The Graduate Center, The City University of New York, New York City, New York, USA.
Psychooncology. 2022 Apr;31(4):622-630. doi: 10.1002/pon.5847. Epub 2021 Nov 9.
Blacks have the highest incidence and mortality rates for prostate cancer (PCa) in the U.S. Black PCa patients (PCaP) also report high psychological distress. Identifying culturally specific coping strategies that lower distress among Black PCaP could help improve psychological interventions for this group. African-centered coping (strategies unique to the structure of Black personality and the African-centered worldview) have been identified. We hypothesized that these coping strategies and resilience would be associated with lower psychological distress (anxiety and depression) in Black PCaP.
Black PCaP (N = 95) completed a survey assessing African-centered coping strategies, resilience, anxiety, and depression. Multiple regression was employed to examine African-centered coping strategies and resilience as predictors of psychological distress.

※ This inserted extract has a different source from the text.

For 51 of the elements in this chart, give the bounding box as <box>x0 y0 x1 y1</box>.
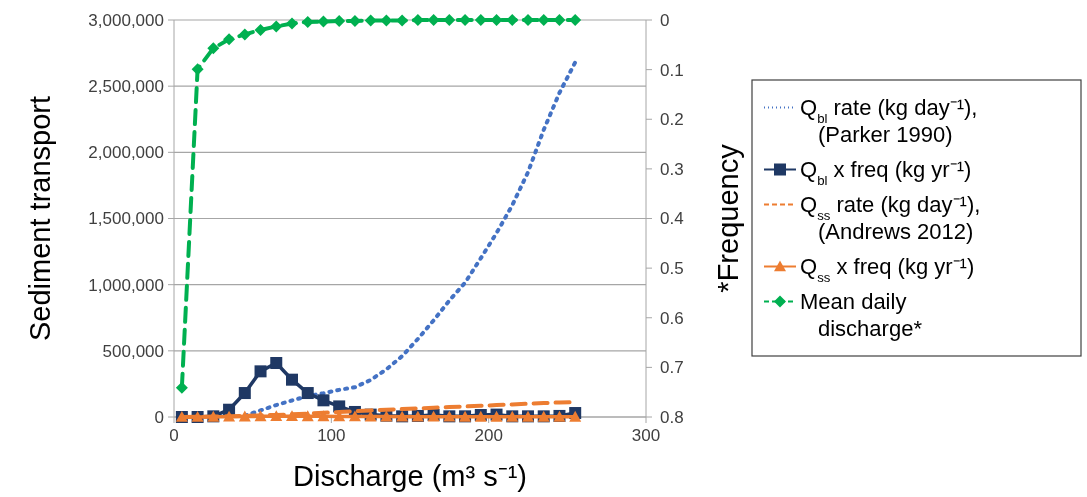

Participants were aged M = 67 ± 9 years and 52% had late-stage PCa. Twenty percent met criteria for clinically significant anxiety, and 17% for depression. African-centered coping strategies were not associated with lower anxiety or depression, while resilience was associated with decreased anxiety (r = -0.45, p < 0.001) and depression (r = -0.54, p < 0.001). Mediation analyses did not support an indirect association among African-centered coping strategies, resilience, and anxiety and depression.

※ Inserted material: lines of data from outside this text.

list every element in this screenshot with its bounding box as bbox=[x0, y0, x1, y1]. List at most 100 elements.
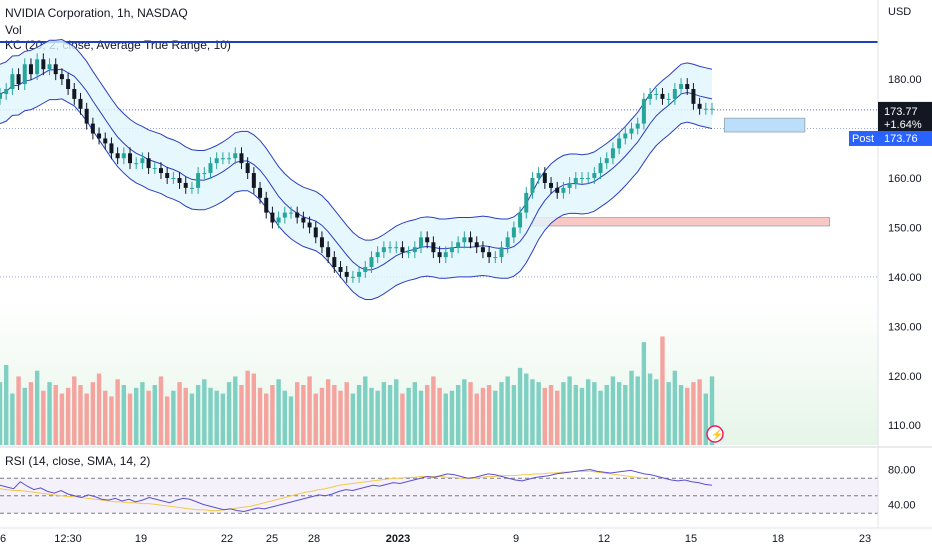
volume-bar bbox=[369, 387, 374, 445]
date-tick: 18 bbox=[772, 533, 784, 545]
candle-body bbox=[629, 128, 634, 134]
symbol-title: NVIDIA Corporation, 1h, NASDAQ bbox=[5, 6, 188, 20]
volume-bar bbox=[96, 373, 102, 445]
volume-bar bbox=[697, 379, 702, 445]
candle-body bbox=[511, 227, 516, 238]
candle-body bbox=[245, 163, 250, 174]
candle-body bbox=[344, 271, 349, 277]
volume-bar bbox=[109, 396, 114, 445]
candle-body bbox=[419, 237, 424, 248]
volume-bar bbox=[356, 385, 362, 445]
volume-bar bbox=[208, 387, 213, 445]
lightning-glyph: ⚡ bbox=[711, 428, 723, 441]
candle-body bbox=[703, 108, 708, 110]
volume-bar bbox=[462, 379, 467, 445]
volume-bar bbox=[530, 379, 535, 445]
volume-bar bbox=[443, 393, 448, 445]
volume-bar bbox=[319, 387, 325, 445]
candle-body bbox=[35, 59, 40, 75]
date-tick: 26 bbox=[0, 533, 6, 545]
volume-bar bbox=[294, 382, 300, 445]
candle-body bbox=[233, 153, 238, 159]
candle-body bbox=[350, 276, 355, 278]
candle-body bbox=[202, 173, 207, 175]
volume-bar bbox=[134, 387, 139, 445]
volume-bar bbox=[387, 385, 393, 445]
volume-bar bbox=[10, 393, 15, 445]
volume-bar bbox=[140, 382, 145, 445]
date-tick: 22 bbox=[221, 533, 233, 545]
candle-body bbox=[22, 64, 27, 85]
candle-body bbox=[623, 133, 628, 139]
candle-body bbox=[4, 89, 9, 94]
candle-body bbox=[319, 237, 324, 248]
candle-body bbox=[66, 79, 71, 89]
volume-bar bbox=[226, 382, 232, 445]
candle-body bbox=[72, 89, 77, 99]
candle-body bbox=[499, 247, 504, 258]
price-tick: 160.00 bbox=[888, 173, 922, 185]
candle-body bbox=[41, 59, 46, 70]
candle-body bbox=[394, 247, 399, 249]
channel-fill bbox=[0, 39, 712, 300]
volume-bar bbox=[486, 385, 492, 445]
candle-body bbox=[635, 123, 640, 129]
candle-body bbox=[103, 138, 108, 144]
candle-body bbox=[97, 133, 102, 139]
volume-bar bbox=[65, 387, 71, 445]
candle-body bbox=[189, 187, 194, 189]
last-price-value: 173.77 bbox=[884, 106, 918, 118]
volume-bar bbox=[474, 393, 479, 445]
candle-body bbox=[412, 247, 417, 253]
price-tick: 180.00 bbox=[888, 74, 922, 86]
post-label: Post bbox=[852, 133, 874, 145]
price-tick: 120.00 bbox=[888, 371, 922, 383]
volume-bar bbox=[449, 390, 455, 445]
zone-box bbox=[723, 117, 806, 133]
candle-body bbox=[288, 212, 293, 214]
volume-bar bbox=[84, 393, 89, 445]
candle-body bbox=[307, 222, 312, 228]
lightning-icon bbox=[706, 425, 724, 443]
volume-bar bbox=[567, 376, 572, 445]
candle-body bbox=[685, 84, 690, 89]
volume-bar bbox=[598, 390, 603, 445]
volume-bar bbox=[47, 382, 52, 445]
volume-legend[interactable]: Vol bbox=[5, 23, 22, 37]
candle-body bbox=[710, 108, 714, 110]
volume-bar bbox=[412, 382, 418, 445]
volume-bar bbox=[28, 382, 34, 445]
volume-bar bbox=[53, 385, 58, 445]
post-tag bbox=[849, 130, 878, 146]
volume-bar bbox=[270, 385, 275, 445]
volume-bar bbox=[437, 387, 442, 445]
rsi-legend[interactable]: RSI (14, close, SMA, 14, 2) bbox=[5, 454, 151, 468]
volume-bar bbox=[288, 396, 294, 445]
candle-body bbox=[28, 64, 33, 75]
volume-bar bbox=[158, 376, 164, 445]
candle-body bbox=[134, 163, 139, 165]
volume-bar bbox=[78, 385, 83, 445]
volume-bar bbox=[3, 365, 9, 445]
candle-body bbox=[59, 74, 64, 80]
candle-body bbox=[270, 212, 275, 223]
volume-bar bbox=[72, 376, 77, 445]
rsi-line bbox=[0, 468, 713, 513]
volume-bar bbox=[517, 367, 523, 445]
candle-body bbox=[691, 89, 696, 104]
candle-body bbox=[388, 247, 393, 249]
volume-bar bbox=[635, 376, 640, 445]
volume-bar bbox=[666, 382, 671, 445]
candle-body bbox=[598, 163, 603, 174]
candle-body bbox=[654, 93, 659, 95]
volume-bar bbox=[0, 382, 3, 445]
volume-bar bbox=[505, 376, 510, 445]
volume-bar bbox=[709, 376, 715, 445]
date-tick: 25 bbox=[266, 533, 278, 545]
volume-bar bbox=[214, 390, 219, 445]
volume-bar bbox=[616, 382, 622, 445]
volume-bar bbox=[678, 385, 684, 445]
candle-body bbox=[78, 98, 83, 109]
price-tick: 150.00 bbox=[888, 222, 922, 234]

Contrary to hypotheses, African-centered coping strategies were not associated with psychological distress. However, as predicted, greater resilience was associated with lower anxiety and depression. These findings support the relevancy of resilience in Blacks' psychological adjustment to PCa. It might be worthwhile to explore African-centered coping strategies that help Black PCaP cope with distress.
在美国,黑人前列腺癌(PCa)的发病率和死亡率最高。黑人 PCa 患者(PCaP)也报告存在较高的心理困扰。确定降低黑人 PCaP 痛苦的特定文化应对策略可以帮助改善针对该群体的心理干预措施。已经确定了以非裔为中心的应对策略(黑人个性结构和以非裔为中心的世界观特有的策略)。我们假设这些应对策略和适应力与黑人 PCaP 的较低心理困扰(焦虑和抑郁)相关。
黑人 PCaP(N=95)完成了一项调查,评估了以非裔为中心的应对策略、适应力、焦虑和抑郁。采用多元回归分析来检验以非裔为中心的应对策略和适应力作为心理困扰(焦虑和抑郁)预测因素的作用。
参与者的年龄中位数为 67±9 岁,52%患有晚期 PCa。20%符合临床显著焦虑的标准,17%符合抑郁的标准。以非裔为中心的应对策略与较低的焦虑或抑郁无关,而适应力与焦虑(r=-0.45,p<0.001)和抑郁(r=-0.54,p<0.001)呈负相关。中介分析不支持以非裔为中心的应对策略、适应力与焦虑和抑郁之间的间接关联。
与假设相反,以非裔为中心的应对策略与心理困扰无关。然而,正如预测的那样,更高的适应力与较低的焦虑和抑郁相关。这些发现支持适应力在黑人对 PCa 的心理调整中的相关性。探索有助于黑人 PCaP 应对困扰的以非裔为中心的应对策略可能是值得的。